Given a string S and two integers L and M, we consider a substring of S as “recoverable” if and only if
(i) It is of length M*L;
(ii) It can be constructed by concatenating M “diversified” substrings of S, where each of these substrings has length L; two strings are considered as “diversified” if they don’t have the same character for every position.
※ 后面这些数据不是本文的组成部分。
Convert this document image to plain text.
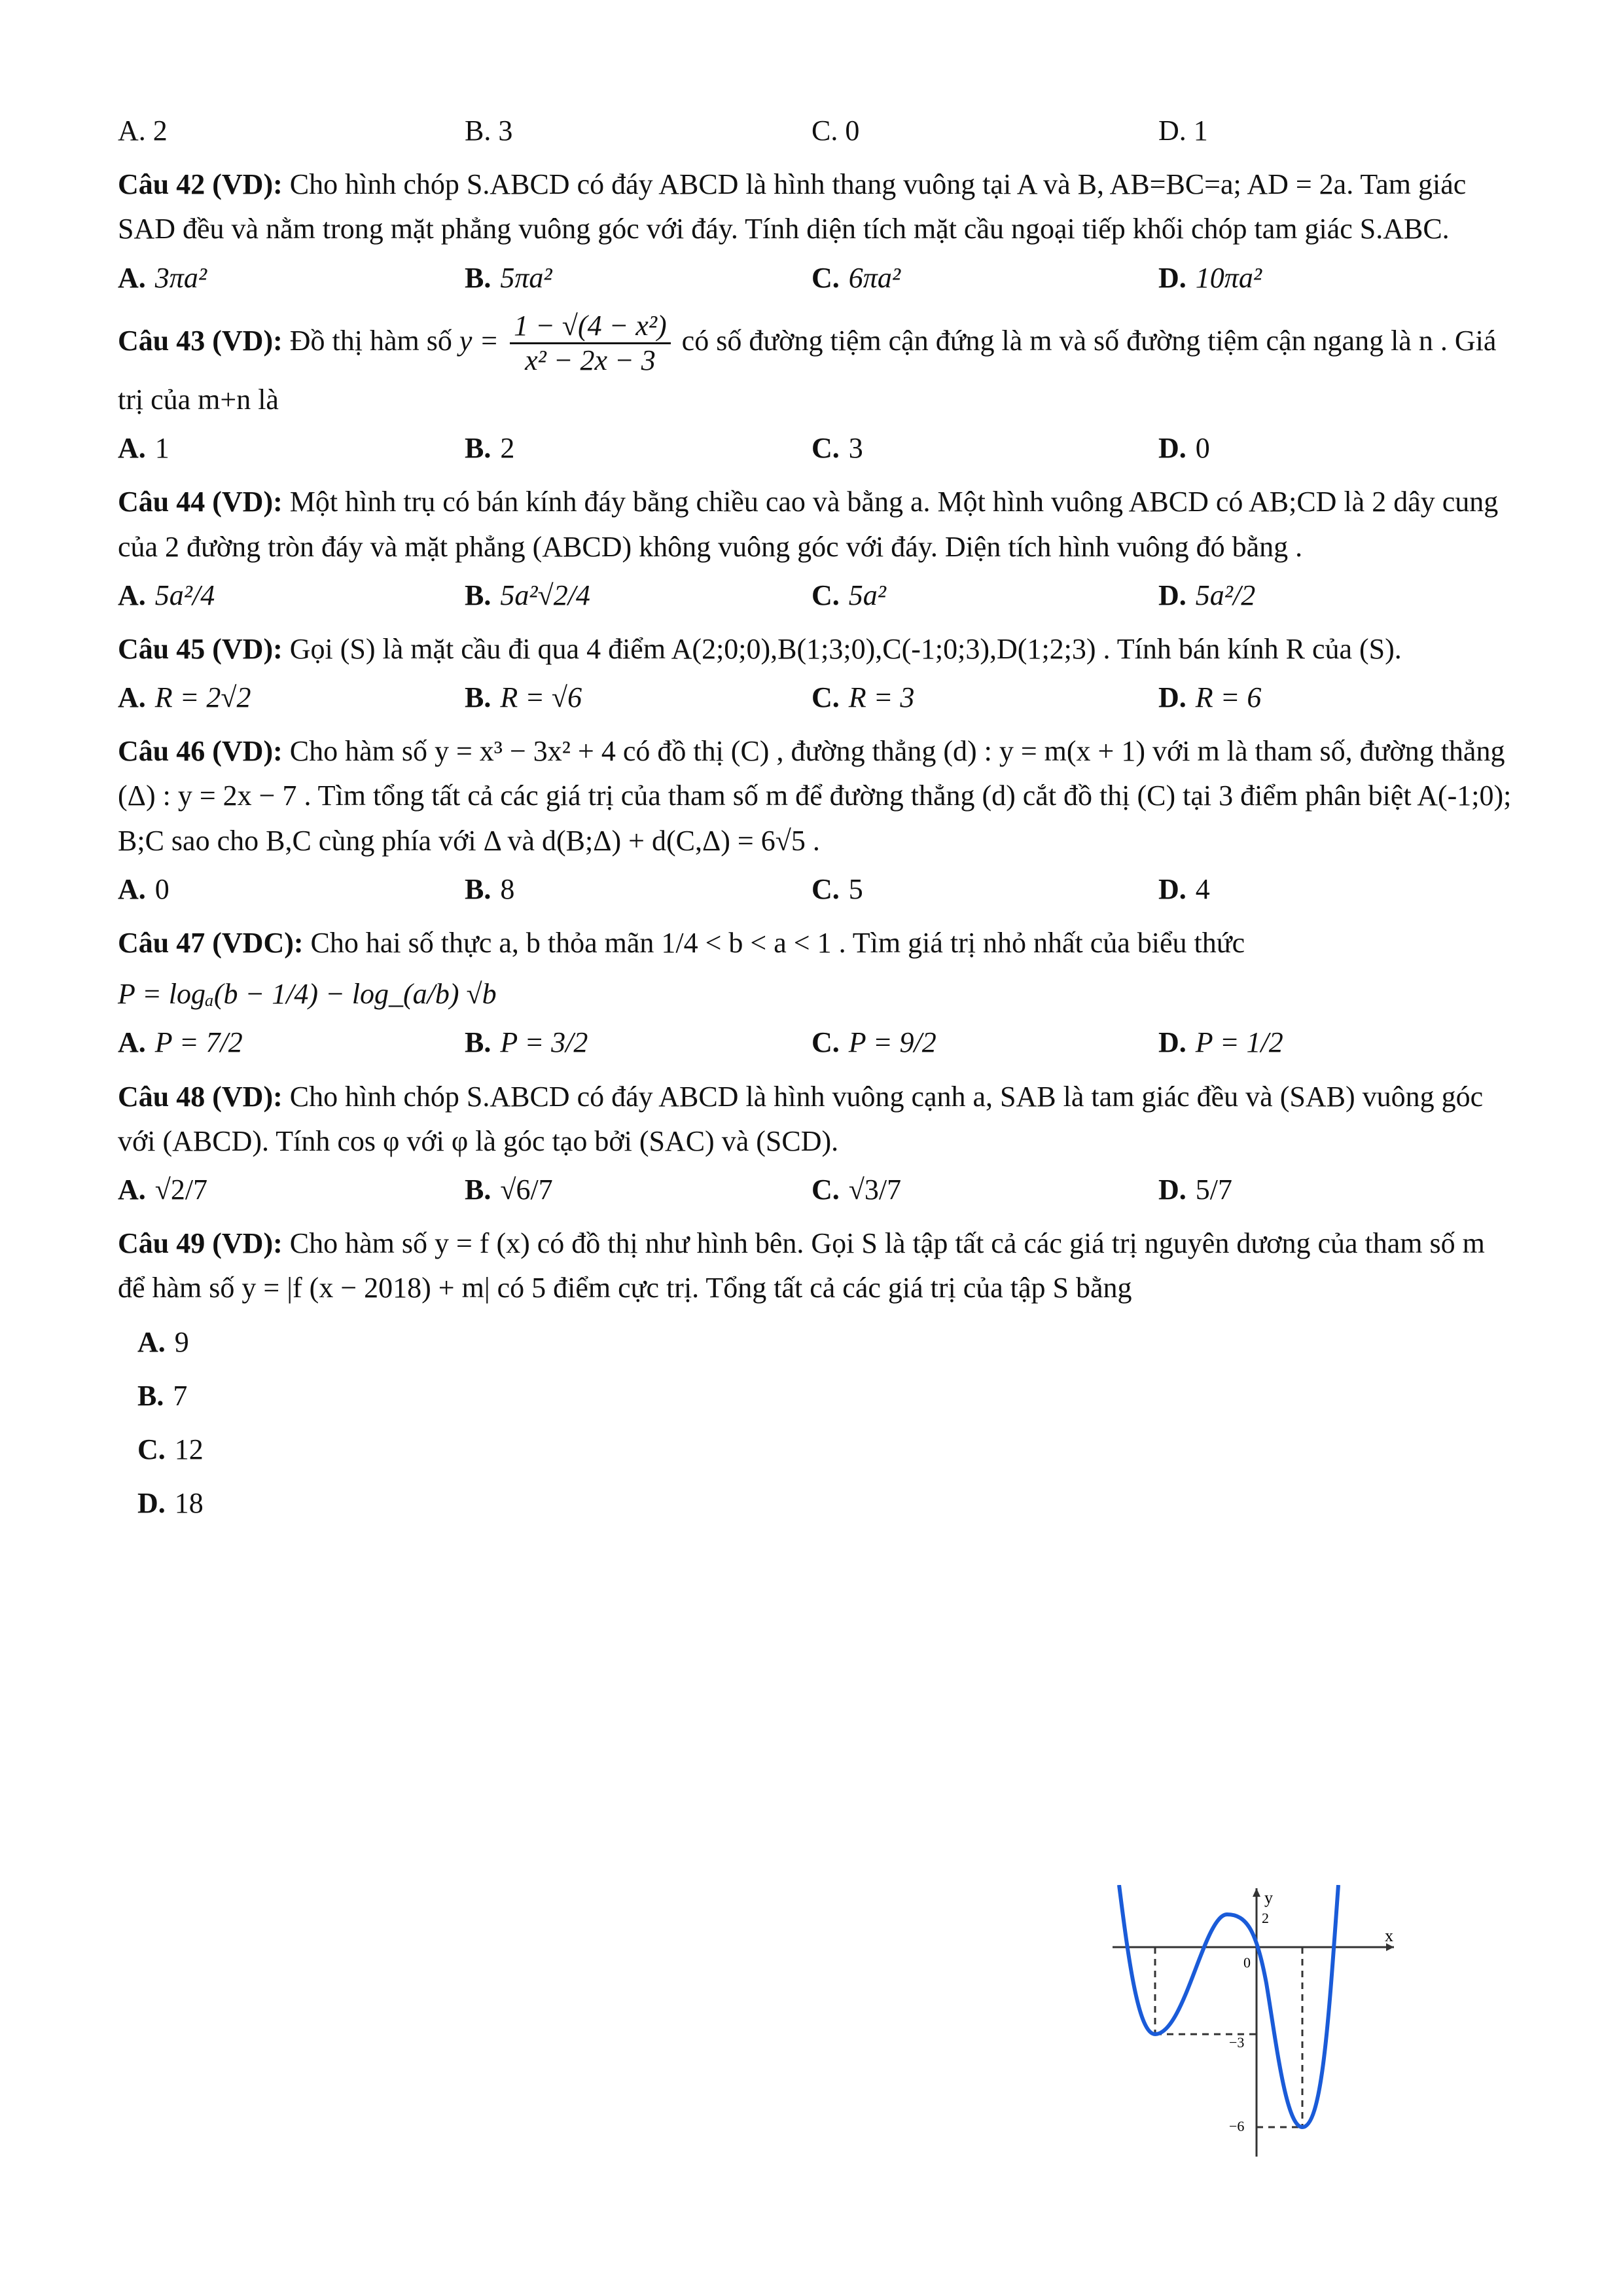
A. 2	B. 3	C. 0	D. 1
Câu 42 (VD): Cho hình chóp S.ABCD có đáy ABCD là hình thang vuông tại A và B, AB=BC=a; AD = 2a. Tam giác SAD đều và nằm trong mặt phẳng vuông góc với đáy. Tính diện tích mặt cầu ngoại tiếp khối chóp tam giác S.ABC.
A. 3πa²	B. 5πa²	C. 6πa²	D. 10πa²
Câu 43 (VD): Đồ thị hàm số $y = \frac{\text{1 − √(4 − x²)}}{\text{x² − 2x − 3}}$ có số đường tiệm cận đứng là m và số đường tiệm cận ngang là n . Giá trị của m+n là
A. 1	B. 2	C. 3	D. 0
Câu 44 (VD): Một hình trụ có bán kính đáy bằng chiều cao và bằng a. Một hình vuông ABCD có AB;CD là 2 dây cung của 2 đường tròn đáy và mặt phẳng (ABCD) không vuông góc với đáy. Diện tích hình vuông đó bằng .
A. 5a²/4	B. 5a²√2/4	C. 5a²	D. 5a²/2
Câu 45 (VD): Gọi (S) là mặt cầu đi qua 4 điểm A(2;0;0),B(1;3;0),C(-1;0;3),D(1;2;3) . Tính bán kính R của (S).
A. R = 2√2	B. R = √6	C. R = 3	D. R = 6
Câu 46 (VD): Cho hàm số y = x³ − 3x² + 4 có đồ thị (C) , đường thẳng (d) : y = m(x + 1) với m là tham số, đường thẳng (Δ) : y = 2x − 7 . Tìm tổng tất cả các giá trị của tham số m để đường thẳng (d) cắt đồ thị (C) tại 3 điểm phân biệt A(-1;0); B;C sao cho B,C cùng phía với Δ và d(B;Δ) + d(C,Δ) = 6√5 .
A. 0	B. 8	C. 5	D. 4
Câu 47 (VDC): Cho hai số thực a, b thỏa mãn 1/4 < b < a < 1 . Tìm giá trị nhỏ nhất của biểu thức
P = logₐ(b − 1/4) − log_(a/b) √b
A. P = 7/2	B. P = 3/2	C. P = 9/2	D. P = 1/2
Câu 48 (VD): Cho hình chóp S.ABCD có đáy ABCD là hình vuông cạnh a, SAB là tam giác đều và (SAB) vuông góc với (ABCD). Tính cos φ với φ là góc tạo bởi (SAC) và (SCD).
A. √2/7	B. √6/7	C. √3/7	D. 5/7
Câu 49 (VD): Cho hàm số y = f (x) có đồ thị như hình bên. Gọi S là tập tất cả các giá trị nguyên dương của tham số m để hàm số y = |f (x − 2018) + m| có 5 điểm cực trị. Tổng tất cả các giá trị của tập S bằng
A. 9
B. 7
C. 12
D. 18
y
x
2
0
−3
−6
Two substrings of S are considered as “different” if they are cut from different part of S. For example, string "aa" has 3 different substrings "aa", "a" and "a".

Your task is to calculate the number of different “recoverable” substrings of S.

InputThe input contains multiple test cases, proceeding to the End of File.

The first line of each test case has two space-separated integers M and L.

The second ine of each test case has a string S, which consists of only lowercase letters.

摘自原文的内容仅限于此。